Giuseppe Ceddia Bestiario n. 10: Rapaci notturni

 

Pablo Picasso, Gufo su sedia e tre ricci di mare

BESTIARIO #10 – RAPACI NOTTURNI

Uccelli predatori detti anche strigiformi, si dividono in due famiglie: quella degli Strigidi (che comprende la civetta, il gufo, l’allocco, l’assiolo) e quella dei Titonidi (riferita alle molteplici tipologie di barbagianni).
Le famiglie comprendono varie sottofamiglie che, a loro volta, si dividono in svariate tribù; le tipologie di civette e gufi sono davvero moltissime.
Animali notturni e gotici per eccellenza, come non immaginarne l’ombra che si staglia immobile su un muro mentre l’animale su un ramo, immobile come certe volte il tempo, attende di attaccare la preda che ad esso sfugge! O meglio, tenta di sfuggire. Occhi che sono finestre sulla notte, ali che accarezzano il vento facendogli capire la loro dignità, becchi che squarciano e artigli che acciuffano, teste fisse di statue di un tempo ma lucide come i sicari con molta esperienza.
Simpatia catartica dello spessore umoristico, quelle teste ferme o scattanti sono come i bambini curiosi e dinamici, come la notte stessa, che ama chi l’ama e non la teme, detesta e schiaffeggia dolorosamente i nemici moralisti, coloro che non comprendono l’oscurità senza luna e senza stelle.
Vista e udito assai sviluppati, spesso i cimiteri sono la loro casa, non per confermare l’aspetto sepolcrale che portano a spasso come un mantello di dignità, ma per la tranquillità notturna dei luoghi in questione (i morti son da essi sorvegliati e dormono il sonno giusto della ragione) che rende favorevole la caccia a piccoli roditori, purtroppo senza scampo.
Dell’assiolo si occupò foneticamente il Pascoli nella raccolta Myricae («veniva una voce dai campi: chiù…»); sempre Pascoli scrisse della civetta («E sopra tanta vita addormentata dentro i cipressi, in mezzo alla brughiera sonare, ecco, una stridula risata di fattucchiera»); del gufo ne rammentò il carattere Thoreau in Walden («Il gufo mi faceva la sua serenata.
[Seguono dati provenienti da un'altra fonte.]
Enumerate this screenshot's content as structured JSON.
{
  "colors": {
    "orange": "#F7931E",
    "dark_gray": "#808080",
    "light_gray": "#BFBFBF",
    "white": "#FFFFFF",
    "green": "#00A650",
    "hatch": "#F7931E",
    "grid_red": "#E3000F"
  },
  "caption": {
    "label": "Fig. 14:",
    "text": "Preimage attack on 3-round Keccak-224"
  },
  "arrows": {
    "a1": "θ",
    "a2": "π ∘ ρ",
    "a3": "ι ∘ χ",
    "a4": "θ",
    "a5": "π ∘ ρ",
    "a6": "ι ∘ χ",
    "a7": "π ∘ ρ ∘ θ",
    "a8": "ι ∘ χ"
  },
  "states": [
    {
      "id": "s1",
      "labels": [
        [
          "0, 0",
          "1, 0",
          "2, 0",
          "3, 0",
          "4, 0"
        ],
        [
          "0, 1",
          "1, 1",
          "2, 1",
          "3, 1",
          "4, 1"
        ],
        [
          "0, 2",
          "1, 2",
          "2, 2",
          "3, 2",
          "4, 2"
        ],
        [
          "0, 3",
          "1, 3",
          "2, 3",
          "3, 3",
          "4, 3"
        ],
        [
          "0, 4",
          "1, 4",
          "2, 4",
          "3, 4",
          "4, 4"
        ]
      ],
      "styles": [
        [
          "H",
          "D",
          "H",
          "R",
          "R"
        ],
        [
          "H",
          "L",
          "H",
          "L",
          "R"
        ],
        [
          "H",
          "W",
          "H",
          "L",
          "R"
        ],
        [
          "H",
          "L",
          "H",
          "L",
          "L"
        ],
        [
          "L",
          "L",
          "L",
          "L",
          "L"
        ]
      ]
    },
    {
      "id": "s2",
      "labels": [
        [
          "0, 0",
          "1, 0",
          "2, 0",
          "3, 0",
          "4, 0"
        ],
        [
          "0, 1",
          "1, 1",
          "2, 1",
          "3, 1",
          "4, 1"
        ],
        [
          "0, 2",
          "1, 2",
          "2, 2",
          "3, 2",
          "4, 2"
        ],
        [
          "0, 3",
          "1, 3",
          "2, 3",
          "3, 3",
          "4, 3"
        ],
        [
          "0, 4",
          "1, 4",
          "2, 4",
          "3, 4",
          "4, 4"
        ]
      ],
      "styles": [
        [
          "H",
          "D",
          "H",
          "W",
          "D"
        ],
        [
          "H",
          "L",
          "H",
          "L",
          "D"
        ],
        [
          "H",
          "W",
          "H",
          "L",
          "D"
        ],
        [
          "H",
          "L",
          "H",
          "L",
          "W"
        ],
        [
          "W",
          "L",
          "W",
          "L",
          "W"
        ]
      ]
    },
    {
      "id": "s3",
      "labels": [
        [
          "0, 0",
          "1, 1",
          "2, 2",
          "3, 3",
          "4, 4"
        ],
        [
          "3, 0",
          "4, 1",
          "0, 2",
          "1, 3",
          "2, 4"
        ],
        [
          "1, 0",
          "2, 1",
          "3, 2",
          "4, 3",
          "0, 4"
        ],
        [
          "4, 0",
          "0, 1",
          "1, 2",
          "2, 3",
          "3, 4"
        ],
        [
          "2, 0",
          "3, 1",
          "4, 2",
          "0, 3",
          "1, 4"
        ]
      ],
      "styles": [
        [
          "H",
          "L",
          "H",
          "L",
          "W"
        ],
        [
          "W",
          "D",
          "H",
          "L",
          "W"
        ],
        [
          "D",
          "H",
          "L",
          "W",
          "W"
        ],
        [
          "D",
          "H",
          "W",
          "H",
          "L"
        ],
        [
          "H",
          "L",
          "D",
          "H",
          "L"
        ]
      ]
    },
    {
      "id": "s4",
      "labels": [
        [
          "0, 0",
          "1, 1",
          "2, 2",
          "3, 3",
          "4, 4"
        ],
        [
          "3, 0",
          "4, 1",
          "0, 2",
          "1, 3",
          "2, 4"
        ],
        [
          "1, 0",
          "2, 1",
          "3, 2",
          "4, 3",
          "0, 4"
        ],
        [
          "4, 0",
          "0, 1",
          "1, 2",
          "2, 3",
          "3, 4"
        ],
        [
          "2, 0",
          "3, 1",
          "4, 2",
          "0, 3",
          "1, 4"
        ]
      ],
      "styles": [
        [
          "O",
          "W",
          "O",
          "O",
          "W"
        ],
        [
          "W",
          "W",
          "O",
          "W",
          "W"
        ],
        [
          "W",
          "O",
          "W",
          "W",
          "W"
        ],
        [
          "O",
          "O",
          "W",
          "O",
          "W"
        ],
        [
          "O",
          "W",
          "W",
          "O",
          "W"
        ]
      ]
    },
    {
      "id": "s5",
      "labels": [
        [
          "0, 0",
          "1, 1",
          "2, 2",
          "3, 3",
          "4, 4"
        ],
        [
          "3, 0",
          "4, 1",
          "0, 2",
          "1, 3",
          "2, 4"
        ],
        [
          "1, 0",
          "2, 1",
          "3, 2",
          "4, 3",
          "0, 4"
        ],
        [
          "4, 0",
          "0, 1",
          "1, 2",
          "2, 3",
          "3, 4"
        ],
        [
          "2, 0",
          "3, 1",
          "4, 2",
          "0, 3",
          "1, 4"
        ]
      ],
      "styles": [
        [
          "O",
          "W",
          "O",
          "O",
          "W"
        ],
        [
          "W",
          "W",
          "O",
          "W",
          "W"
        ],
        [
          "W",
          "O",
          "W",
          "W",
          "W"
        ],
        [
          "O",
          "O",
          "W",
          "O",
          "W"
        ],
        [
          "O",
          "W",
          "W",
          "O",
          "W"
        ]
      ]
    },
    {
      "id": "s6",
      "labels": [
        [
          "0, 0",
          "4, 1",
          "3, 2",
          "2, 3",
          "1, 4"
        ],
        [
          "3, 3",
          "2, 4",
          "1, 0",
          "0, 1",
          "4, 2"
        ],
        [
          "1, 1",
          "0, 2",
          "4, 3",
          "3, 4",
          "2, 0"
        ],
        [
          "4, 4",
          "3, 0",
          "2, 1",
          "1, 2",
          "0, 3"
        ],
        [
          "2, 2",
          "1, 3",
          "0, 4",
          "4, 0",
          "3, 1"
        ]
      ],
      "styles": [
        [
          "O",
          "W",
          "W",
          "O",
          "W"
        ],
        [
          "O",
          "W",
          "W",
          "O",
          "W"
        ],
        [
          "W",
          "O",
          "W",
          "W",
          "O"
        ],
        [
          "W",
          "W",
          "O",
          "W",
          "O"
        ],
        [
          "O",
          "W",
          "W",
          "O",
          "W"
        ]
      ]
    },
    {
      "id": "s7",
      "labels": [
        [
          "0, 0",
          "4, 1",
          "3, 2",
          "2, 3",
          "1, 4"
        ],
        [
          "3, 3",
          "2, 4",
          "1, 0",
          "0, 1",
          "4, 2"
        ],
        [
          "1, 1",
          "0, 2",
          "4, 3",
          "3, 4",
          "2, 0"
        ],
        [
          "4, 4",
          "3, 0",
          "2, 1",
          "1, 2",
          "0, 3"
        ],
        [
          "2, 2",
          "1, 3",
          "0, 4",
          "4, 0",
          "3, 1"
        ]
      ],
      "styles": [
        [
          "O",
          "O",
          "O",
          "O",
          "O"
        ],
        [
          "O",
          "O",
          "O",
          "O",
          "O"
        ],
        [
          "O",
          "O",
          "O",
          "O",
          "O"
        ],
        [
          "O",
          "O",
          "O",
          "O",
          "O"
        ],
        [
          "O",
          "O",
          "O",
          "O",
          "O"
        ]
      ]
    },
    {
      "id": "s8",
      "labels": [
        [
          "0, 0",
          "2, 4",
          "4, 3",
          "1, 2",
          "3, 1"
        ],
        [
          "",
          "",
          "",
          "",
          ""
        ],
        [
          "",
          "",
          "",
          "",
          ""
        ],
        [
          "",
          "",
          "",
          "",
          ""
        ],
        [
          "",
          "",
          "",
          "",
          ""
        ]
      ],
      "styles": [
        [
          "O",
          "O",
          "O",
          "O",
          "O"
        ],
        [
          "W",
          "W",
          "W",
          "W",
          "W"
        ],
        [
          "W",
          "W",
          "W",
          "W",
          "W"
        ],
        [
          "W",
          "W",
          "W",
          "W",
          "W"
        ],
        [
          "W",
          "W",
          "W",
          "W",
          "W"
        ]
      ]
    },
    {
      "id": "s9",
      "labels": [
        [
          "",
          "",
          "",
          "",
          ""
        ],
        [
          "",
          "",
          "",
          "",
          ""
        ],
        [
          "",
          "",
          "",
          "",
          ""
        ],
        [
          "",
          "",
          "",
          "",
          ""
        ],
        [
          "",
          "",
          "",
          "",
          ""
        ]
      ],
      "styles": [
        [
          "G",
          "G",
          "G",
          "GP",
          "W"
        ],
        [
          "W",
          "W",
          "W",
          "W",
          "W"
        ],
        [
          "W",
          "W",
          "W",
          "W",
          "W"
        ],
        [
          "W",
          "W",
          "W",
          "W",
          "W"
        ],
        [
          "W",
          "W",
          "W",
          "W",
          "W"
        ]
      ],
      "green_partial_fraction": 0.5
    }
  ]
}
Da vicino poteva sembrare il più triste suono della Natura, come se intendesse, a quel modo, stereotipare e rendere permanenti nel suo coro i rantoli di un essere umano»); i poveri allocchi nel Medioevo venivano inchiodati fuori dalla porta; si pensava infatti che tenessero lontani gli spiriti maligni. I suoi occhi fissi han fatto sì che il suo nome divenisse sinonimo di sciocco per alcuni umani che restano pietrificati di fronte a certe evenienze. E poi c’è il barbagianni, questo clown della notte dalla risata bambina, che desta i morenti e appisola i viventi.
Quante storie segrete contengono i cuori dei rapaci notturni, quante nenie dolci o mortali hanno in mente questi animali, amici con gli amici, nemici con gli stolti, poetici con tutti, saggi con la luna.